1. Perfectly Elastic Demand

 

When there is a sharp rise or fall due to a change in the price of the commodity, it is said to be perfectly elastic demand. 

 

In perfectly elastic demand, even a small rise in price can result in a fall in demand of the good to zero, whereas a small decline in the price can increase the demand to infinity. 

 

However, perfectly elastic demand is a total theoretical concept and doesn’t find a real application, unless the market is perfectly competitive and the product is homogenous. 

 

The degree of elasticity of demand helps to define the slope and shape of the demand curve. Therefore, we can determine the elasticity of demand by looking at the slope of the demand curve. 

 

A Flatter curve will represent a higher elastic demand. Thus, the slope of the demand curve for a perfectly elastic demand is horizontal.

 

 

2. Perfectly Inelastic Demand

 

A perfectly inelastic demand is the one in which there is no change measured against a price change. 

 

Like perfectly elastic demand, the concept of perfectly inelastic is also a theoretical concept and doesn’t find a practical application. However, the demand for necessity goods can be the closest example of perfectly inelastic demand. 

 

The numerical value obtained from the PED formula comes out as zero for a perfectly inelastic demand. 

 

The demand curve for a perfectly inelastic demand is a vertical line i.e. the slope of the curve is zero. 


 

 

3. Relatively Elastic Demand

 

Relatively elastic demand refers to the demand when the proportionate change in the demand is greater than the proportionate change in the price of the good. The numerical value of relatively elastic demand ranges between one to infinity. 

 

In relatively elastic demand, if the price of a good increases by 25% then the demand for the product will necessarily fall by more than 25%.

 

Unlike the aforementioned types of demand, relatively elastic demand has a practical application as many goods respond in the same manner when there is a price change. 

 

The demand curve of relatively elastic demand is gradually sloping. 

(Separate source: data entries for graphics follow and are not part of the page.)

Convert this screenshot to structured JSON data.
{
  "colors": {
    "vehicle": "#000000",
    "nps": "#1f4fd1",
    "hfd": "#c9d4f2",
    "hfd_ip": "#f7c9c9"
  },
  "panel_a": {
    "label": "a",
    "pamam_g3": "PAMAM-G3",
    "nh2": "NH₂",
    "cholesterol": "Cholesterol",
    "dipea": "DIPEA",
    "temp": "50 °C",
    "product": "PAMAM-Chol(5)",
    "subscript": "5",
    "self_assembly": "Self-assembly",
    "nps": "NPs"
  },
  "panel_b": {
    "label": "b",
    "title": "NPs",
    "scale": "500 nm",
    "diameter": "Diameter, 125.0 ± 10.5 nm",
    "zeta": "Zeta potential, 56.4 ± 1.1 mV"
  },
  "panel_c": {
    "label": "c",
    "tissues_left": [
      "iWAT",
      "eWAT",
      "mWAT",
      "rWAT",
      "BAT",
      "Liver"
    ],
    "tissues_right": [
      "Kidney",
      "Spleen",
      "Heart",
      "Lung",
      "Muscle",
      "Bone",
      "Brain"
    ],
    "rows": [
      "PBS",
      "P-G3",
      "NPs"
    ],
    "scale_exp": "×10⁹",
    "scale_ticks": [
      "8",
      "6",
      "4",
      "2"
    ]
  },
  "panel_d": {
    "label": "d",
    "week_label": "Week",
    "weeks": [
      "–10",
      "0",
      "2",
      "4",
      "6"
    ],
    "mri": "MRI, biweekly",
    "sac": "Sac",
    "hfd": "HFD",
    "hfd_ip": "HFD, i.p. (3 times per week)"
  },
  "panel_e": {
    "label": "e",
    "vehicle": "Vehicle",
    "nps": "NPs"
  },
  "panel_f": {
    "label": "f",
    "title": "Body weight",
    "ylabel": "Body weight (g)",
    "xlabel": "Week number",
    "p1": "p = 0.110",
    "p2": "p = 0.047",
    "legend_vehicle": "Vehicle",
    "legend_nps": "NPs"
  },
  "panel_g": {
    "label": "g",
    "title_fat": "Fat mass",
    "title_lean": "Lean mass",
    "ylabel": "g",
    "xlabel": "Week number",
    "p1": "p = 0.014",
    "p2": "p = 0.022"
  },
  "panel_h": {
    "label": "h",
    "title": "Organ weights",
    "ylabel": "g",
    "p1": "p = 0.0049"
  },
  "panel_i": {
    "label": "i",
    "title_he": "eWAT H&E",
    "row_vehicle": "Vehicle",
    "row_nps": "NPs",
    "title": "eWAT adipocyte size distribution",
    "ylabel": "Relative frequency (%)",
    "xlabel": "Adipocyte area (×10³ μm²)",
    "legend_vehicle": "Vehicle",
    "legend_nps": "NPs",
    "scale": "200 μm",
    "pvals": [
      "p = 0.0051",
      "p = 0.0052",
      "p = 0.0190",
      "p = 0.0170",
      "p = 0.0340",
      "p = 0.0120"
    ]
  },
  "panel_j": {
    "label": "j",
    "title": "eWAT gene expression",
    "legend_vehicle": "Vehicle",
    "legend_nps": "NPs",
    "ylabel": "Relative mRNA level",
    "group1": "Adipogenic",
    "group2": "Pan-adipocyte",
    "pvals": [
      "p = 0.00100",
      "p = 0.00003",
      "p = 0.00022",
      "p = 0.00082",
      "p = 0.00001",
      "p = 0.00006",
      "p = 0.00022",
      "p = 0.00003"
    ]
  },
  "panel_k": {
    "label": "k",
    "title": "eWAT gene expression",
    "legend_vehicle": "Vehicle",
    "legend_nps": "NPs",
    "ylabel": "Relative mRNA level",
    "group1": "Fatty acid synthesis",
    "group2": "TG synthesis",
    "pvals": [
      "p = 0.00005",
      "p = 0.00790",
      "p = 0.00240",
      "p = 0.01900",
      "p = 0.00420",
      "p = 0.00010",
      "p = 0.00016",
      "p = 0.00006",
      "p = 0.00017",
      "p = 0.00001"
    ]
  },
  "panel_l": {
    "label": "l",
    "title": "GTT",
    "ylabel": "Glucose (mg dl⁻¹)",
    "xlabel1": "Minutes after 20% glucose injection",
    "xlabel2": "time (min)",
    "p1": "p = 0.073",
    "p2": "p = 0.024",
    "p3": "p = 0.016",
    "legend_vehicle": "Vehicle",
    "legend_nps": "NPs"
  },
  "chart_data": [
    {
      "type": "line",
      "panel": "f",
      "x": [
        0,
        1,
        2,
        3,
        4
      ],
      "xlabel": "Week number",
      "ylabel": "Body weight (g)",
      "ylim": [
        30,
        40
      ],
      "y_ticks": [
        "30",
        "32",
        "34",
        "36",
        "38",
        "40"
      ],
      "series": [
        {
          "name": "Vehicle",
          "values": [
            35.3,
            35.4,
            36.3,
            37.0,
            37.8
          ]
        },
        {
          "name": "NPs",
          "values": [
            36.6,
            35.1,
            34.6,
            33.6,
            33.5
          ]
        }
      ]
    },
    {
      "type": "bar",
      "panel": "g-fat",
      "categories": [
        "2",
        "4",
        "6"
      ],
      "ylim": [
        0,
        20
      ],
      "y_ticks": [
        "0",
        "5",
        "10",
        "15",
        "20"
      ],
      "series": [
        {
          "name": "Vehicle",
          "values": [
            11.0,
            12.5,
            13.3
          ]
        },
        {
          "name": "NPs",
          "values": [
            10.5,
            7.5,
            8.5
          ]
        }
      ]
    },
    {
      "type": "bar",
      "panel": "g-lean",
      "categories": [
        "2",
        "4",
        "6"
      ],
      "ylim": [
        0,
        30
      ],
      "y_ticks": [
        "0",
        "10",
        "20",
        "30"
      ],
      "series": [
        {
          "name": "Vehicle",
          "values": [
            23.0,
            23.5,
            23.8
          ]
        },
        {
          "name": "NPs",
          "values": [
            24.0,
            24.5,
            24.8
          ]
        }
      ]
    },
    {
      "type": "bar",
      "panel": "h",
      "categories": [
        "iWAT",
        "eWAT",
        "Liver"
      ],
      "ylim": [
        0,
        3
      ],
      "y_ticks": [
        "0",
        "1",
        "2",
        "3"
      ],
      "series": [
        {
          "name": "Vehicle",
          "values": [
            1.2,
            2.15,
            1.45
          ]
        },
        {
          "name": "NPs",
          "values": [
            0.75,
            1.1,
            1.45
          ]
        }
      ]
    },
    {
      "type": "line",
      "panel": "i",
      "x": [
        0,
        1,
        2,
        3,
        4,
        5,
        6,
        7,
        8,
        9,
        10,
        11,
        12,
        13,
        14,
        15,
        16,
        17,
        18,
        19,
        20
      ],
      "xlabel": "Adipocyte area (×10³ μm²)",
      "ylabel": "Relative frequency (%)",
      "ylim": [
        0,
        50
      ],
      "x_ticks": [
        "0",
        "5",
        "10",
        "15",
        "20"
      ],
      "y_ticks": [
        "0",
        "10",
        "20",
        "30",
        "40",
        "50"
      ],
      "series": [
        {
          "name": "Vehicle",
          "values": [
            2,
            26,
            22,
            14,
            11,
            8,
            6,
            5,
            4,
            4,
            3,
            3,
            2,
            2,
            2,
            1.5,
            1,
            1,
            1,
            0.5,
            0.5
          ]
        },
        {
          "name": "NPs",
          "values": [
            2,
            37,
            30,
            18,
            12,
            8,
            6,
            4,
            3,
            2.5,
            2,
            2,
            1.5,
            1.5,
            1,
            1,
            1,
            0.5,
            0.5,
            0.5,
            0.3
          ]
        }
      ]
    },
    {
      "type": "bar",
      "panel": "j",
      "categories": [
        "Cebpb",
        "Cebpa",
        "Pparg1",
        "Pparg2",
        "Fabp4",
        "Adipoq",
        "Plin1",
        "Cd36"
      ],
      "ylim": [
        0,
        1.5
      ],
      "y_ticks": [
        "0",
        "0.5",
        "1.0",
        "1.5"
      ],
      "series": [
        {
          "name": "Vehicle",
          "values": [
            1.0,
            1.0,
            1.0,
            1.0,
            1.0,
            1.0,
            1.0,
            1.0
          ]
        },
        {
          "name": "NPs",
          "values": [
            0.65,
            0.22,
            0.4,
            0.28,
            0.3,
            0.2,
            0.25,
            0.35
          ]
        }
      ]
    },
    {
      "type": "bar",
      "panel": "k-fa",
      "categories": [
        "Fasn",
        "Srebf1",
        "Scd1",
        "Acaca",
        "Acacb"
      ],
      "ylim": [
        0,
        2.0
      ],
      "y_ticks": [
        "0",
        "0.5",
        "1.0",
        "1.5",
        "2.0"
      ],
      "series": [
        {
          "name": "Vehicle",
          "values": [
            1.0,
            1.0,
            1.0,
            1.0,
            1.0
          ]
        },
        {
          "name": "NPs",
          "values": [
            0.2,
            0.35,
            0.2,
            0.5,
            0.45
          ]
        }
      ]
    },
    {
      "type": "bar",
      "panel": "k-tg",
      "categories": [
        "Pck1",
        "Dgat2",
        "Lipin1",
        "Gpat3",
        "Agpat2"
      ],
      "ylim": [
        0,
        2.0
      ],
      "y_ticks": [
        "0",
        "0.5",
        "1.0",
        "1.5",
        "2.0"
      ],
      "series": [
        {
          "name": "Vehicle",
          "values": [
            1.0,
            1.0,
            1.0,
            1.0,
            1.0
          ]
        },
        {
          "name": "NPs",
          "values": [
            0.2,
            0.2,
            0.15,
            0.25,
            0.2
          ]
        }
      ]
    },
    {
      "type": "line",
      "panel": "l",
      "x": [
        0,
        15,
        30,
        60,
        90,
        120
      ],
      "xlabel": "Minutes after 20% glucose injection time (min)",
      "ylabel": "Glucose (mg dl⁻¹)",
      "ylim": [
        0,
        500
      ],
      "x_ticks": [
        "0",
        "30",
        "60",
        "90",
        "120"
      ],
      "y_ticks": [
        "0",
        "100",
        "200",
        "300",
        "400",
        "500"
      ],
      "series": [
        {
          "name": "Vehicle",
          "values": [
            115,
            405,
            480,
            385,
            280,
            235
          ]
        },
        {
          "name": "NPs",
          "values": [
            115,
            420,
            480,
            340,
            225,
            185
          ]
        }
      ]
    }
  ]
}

The image shows the demand curves for relatively elastic demand and relatively inelastic demand.

Demand Curves


4. Relatively Inelastic Demand

 

In a relatively inelastic demand, the proportionate change in the quantity demanded for a product is always less than the proportionate change in the price. 

 

For example, if the price of a good goes down by 10%, the proportionate change in its demand will not go beyond 9.9..%, if it reaches 10% then it would be called unitary elastic demand. 

 

The numerical value of relatively inelastic demand always comes out as less than 1 and the demand curve is rapidly sloping for such type of demand. 

 

Recommended Read: Microeconomics vs Macroeconomics

 

 

5. Unitary Elastic Demand

 

When the proportionate change in the quantity demanded for a product is equal to the proportionate change in the price of the commodity, it is said to be unitary elastic demand. 

 

The numerical value for unitary elastic demand is equal to 1. The demand curve for unitary elastic demand is represented as a rectangular hyperbola. 


 

 

Conclusion

 

We can conclude the blog by stating the fact that the demand for a commodity is affected by several factors and the three main types of elasticity of demand explains the effect of those factors. 

 

To explain the extent of the effect of the economic variables on the quantity demanded, we have 5 other types of elasticity of demand which are perfectly elastic, perfectly inelastic, relatively elastic, relatively inelastic, and unitary elastic.